ISM Manufacturing PMI (Fri): The consensus looks for a little change, at 47.0 in August (prev. 46.9). Although there are some differences in the ISM data vs the S&P Global PMI data, the flash release of the latter showed the manufacturing PMI falling to a two-month low of 47.0 (from 49.0 in July), while the output index dropped below 50.0, to 47.5 (from 50.2). The report from S&P said that it was a signal of a “solid deterioration” in operating conditions midway through Q3; “the decline was the second-sharpest since January, as a renewed drop in output and steeper decrease in new orders weighed on the overall performance of the sector,” it added, with the lower new sales leading to a retrenchment among manufacturers as input buying fell at a quicker pace. S&P said the fall in purchasing activity reflected a reduced need to store materials and finished items, and subsequently, manufacturing inventories declined further. “Despite lower demand, vendor performance improved to the smallest extent since February,” S&P wrote, “some companies stated that a shortage of drivers at suppliers frustrated efforts to reduce delivery times.”
US Jobs Report (Fri): The consensus looks for 160k nonfarm payrolls to be added to the US economy in August (prev. 187k), and the unemployment rate is expected to remain at 3.5%, while average hourly earnings are seen rising 0.3% M/M, cooling from a rate of 0.4% seen in July. Analysts have been looking for the rate of job additions to cool as we progress further towards the end of the year. The Fed has projected that the jobless rate will rise to 4.1% by the end of this year, though officials have been noting the resilience of the labour market recently; recent initial jobless claims data, for instance, has failed to meaningfully spike higher, and in the survey week that coincides with the BLS jobs report window, the four-week moving average was at 234.5k (vs 237.5k going into the July data), and continuing claims was at 1.697mln (vs 1.717mln).

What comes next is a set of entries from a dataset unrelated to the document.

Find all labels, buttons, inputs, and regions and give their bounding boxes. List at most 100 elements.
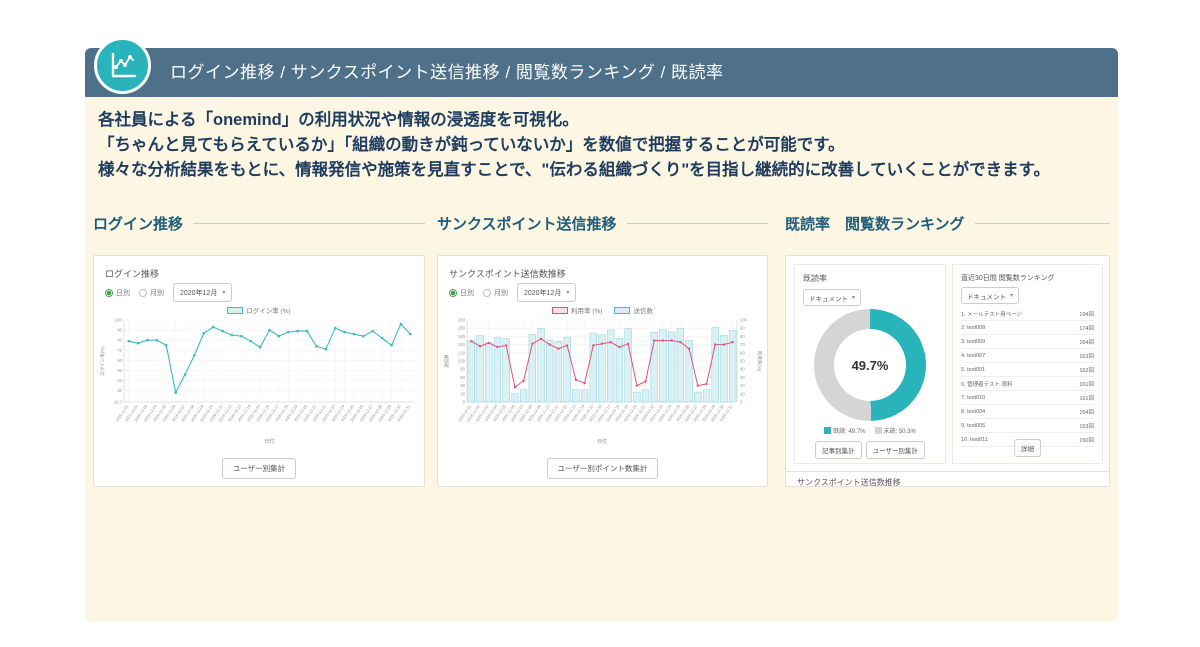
chevron-down-icon: ▾ <box>1010 293 1014 299</box>
login-month-select[interactable]: 2020年12月 ▾ <box>173 283 233 302</box>
read-legend-item: 既読: 49.7% <box>824 426 866 435</box>
thanks-rate-legend-item: 利用率 (%) <box>552 305 602 315</box>
ranking-title: 直近30日間 閲覧数ランキング <box>961 275 1055 282</box>
svg-text:日付: 日付 <box>264 438 274 445</box>
svg-text:90: 90 <box>740 326 745 331</box>
login-monthly-label: 月別 <box>150 289 164 297</box>
login-legend-label: ログイン率 (%) <box>246 308 291 315</box>
ranking-item-count: 161回 <box>1079 381 1094 388</box>
svg-text:20: 20 <box>740 383 745 388</box>
svg-text:40: 40 <box>460 383 465 388</box>
login-daily-label: 日別 <box>116 289 130 297</box>
ranking-list: 1. メールテスト用ページ 194回 2. test008 174回 3. test00… <box>961 307 1094 447</box>
thanks-rate-swatch <box>552 306 569 314</box>
ranking-item-count: 163回 <box>1079 353 1094 360</box>
thanks-month-value: 2020年12月 <box>524 289 562 297</box>
read-rate-card: 既読率 ドキュメント ▾ 49.7% 既読: 49.7% 未読: 50.3% <box>794 264 946 464</box>
thanks-bottom-section-label: サンクスポイント送信数推移 <box>797 478 901 487</box>
ranking-item-name: 10. test011 <box>961 436 988 443</box>
chevron-down-icon: ▾ <box>222 290 226 296</box>
chevron-down-icon: ▾ <box>566 290 570 296</box>
article-aggregate-button[interactable]: 記事別集計 <box>815 441 862 459</box>
svg-text:80: 80 <box>740 334 745 339</box>
thanks-button-row: ユーザー別ポイント数集計 <box>438 458 767 479</box>
ranking-item-name: 4. test007 <box>961 352 986 359</box>
login-monthly-radio[interactable]: 月別 <box>139 288 164 298</box>
ranking-row: 2. test008 174回 <box>961 321 1094 335</box>
svg-text:利用率(%): 利用率(%) <box>756 351 763 372</box>
ranking-row: 5. test001 162回 <box>961 363 1094 377</box>
ranking-item-count: 194回 <box>1079 311 1094 318</box>
ranking-item-count: 164回 <box>1079 339 1094 346</box>
ranking-row: 6. 管理者テスト 資料 161回 <box>961 377 1094 391</box>
svg-text:140: 140 <box>458 342 466 347</box>
login-line-chart: 18.7304050607080901002020-12-012020-12-0… <box>99 318 415 445</box>
ranking-item-count: 162回 <box>1079 367 1094 374</box>
ranking-item-count: 174回 <box>1079 325 1094 332</box>
login-user-aggregate-button[interactable]: ユーザー別集計 <box>221 458 297 479</box>
ranking-item-count: 150回 <box>1079 437 1094 444</box>
read-donut-center: 49.7% <box>834 329 906 401</box>
ranking-doc-select[interactable]: ドキュメント ▾ <box>961 287 1020 304</box>
section-read-ranking-label: 既読率 閲覧数ランキング <box>785 216 965 233</box>
ranking-item-count: 161回 <box>1079 395 1094 402</box>
login-panel: ログイン推移 日別 月別 2020年12月 ▾ ログイン率 (%) <box>93 255 425 487</box>
svg-text:50: 50 <box>740 359 745 364</box>
radio-selected-icon <box>105 288 113 297</box>
svg-text:100: 100 <box>115 318 123 323</box>
svg-text:20: 20 <box>460 391 465 396</box>
login-rate-swatch <box>227 306 244 314</box>
svg-text:日付: 日付 <box>597 438 607 445</box>
section-thanks: サンクスポイント送信推移 <box>437 213 768 234</box>
thanks-legend: 利用率 (%) 送信数 <box>438 305 767 315</box>
radio-unselected-icon <box>139 288 147 297</box>
svg-text:30: 30 <box>740 375 745 380</box>
svg-text:120: 120 <box>458 350 466 355</box>
read-doc-select[interactable]: ドキュメント ▾ <box>803 289 862 306</box>
login-button-row: ユーザー別集計 <box>94 458 424 479</box>
ranking-row: 1. メールテスト用ページ 194回 <box>961 307 1094 321</box>
svg-text:70: 70 <box>117 348 122 353</box>
intro-line-1: 各社員による「onemind」の利用状況や情報の浸透度を可視化。 <box>98 111 579 129</box>
intro-text: 各社員による「onemind」の利用状況や情報の浸透度を可視化。 「ちゃんと見て… <box>98 108 1050 183</box>
ranking-button-row: 詳細 <box>953 438 1102 457</box>
ranking-item-name: 7. test010 <box>961 394 986 401</box>
svg-text:ログイン率(%): ログイン率(%) <box>99 346 106 376</box>
ranking-row: 7. test010 161回 <box>961 391 1094 405</box>
svg-text:40: 40 <box>117 378 122 383</box>
section-read-ranking: 既読率 閲覧数ランキング <box>785 213 1110 234</box>
intro-line-2: 「ちゃんと見てもらえているか」「組織の動きが鈍っていないか」を数値で把握すること… <box>98 136 845 154</box>
radio-selected-icon <box>449 288 457 297</box>
svg-text:60: 60 <box>117 358 122 363</box>
read-ranking-panel: 既読率 ドキュメント ▾ 49.7% 既読: 49.7% 未読: 50.3% <box>785 255 1110 487</box>
svg-text:160: 160 <box>458 334 466 339</box>
login-daily-radio[interactable]: 日別 <box>105 288 130 298</box>
svg-text:80: 80 <box>117 338 122 343</box>
section-login: ログイン推移 <box>93 213 425 234</box>
header-bar: ログイン推移 / サンクスポイント送信推移 / 閲覧数ランキング / 既読率 <box>85 37 1118 97</box>
thanks-daily-label: 日別 <box>460 289 474 297</box>
thanks-daily-radio[interactable]: 日別 <box>449 288 474 298</box>
thanks-count-swatch <box>614 306 631 314</box>
read-buttons-row: 記事別集計 ユーザー別集計 <box>795 441 945 459</box>
svg-text:10: 10 <box>740 391 745 396</box>
thanks-monthly-radio[interactable]: 月別 <box>483 288 508 298</box>
content-card: ログイン推移 / サンクスポイント送信推移 / 閲覧数ランキング / 既読率 各… <box>85 37 1118 622</box>
thanks-controls: 日別 月別 2020年12月 ▾ <box>449 283 577 302</box>
section-login-label: ログイン推移 <box>93 216 184 233</box>
thanks-month-select[interactable]: 2020年12月 ▾ <box>517 283 577 302</box>
svg-text:100: 100 <box>740 318 748 323</box>
thanks-bar-line-chart: 0 20 40 60 80 100 120 140 160 180 200 0 10 20 30 40 50 60… <box>443 318 763 446</box>
svg-text:70: 70 <box>740 342 745 347</box>
ranking-row: 4. test007 163回 <box>961 349 1094 363</box>
ranking-detail-button[interactable]: 詳細 <box>1014 439 1041 457</box>
thanks-user-points-button[interactable]: ユーザー別ポイント数集計 <box>546 458 659 479</box>
svg-text:18.7: 18.7 <box>114 400 123 405</box>
ranking-item-count: 153回 <box>1079 423 1094 430</box>
read-doc-value: ドキュメント <box>809 295 848 303</box>
ranking-item-name: 8. test004 <box>961 408 986 415</box>
user-aggregate-button[interactable]: ユーザー別集計 <box>865 441 925 459</box>
section-divider <box>193 223 425 224</box>
ranking-item-count: 154回 <box>1079 409 1094 416</box>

Elsewhere, the BLS this week published its prelim estimates for the upcoming benchmark revisions to payroll employment, revising down employment levels for the year through March 2023 by 306k. Moody’s explained that “the eventual benchmark changes, released early next year, will impact the full period from April 2022 through March 2023,” adding that the data was in line with its expectations “that employment growth will be revised lower, and while the monthly details are not yet known, the size of the revision would imply a 25k per month reduction in job growth.”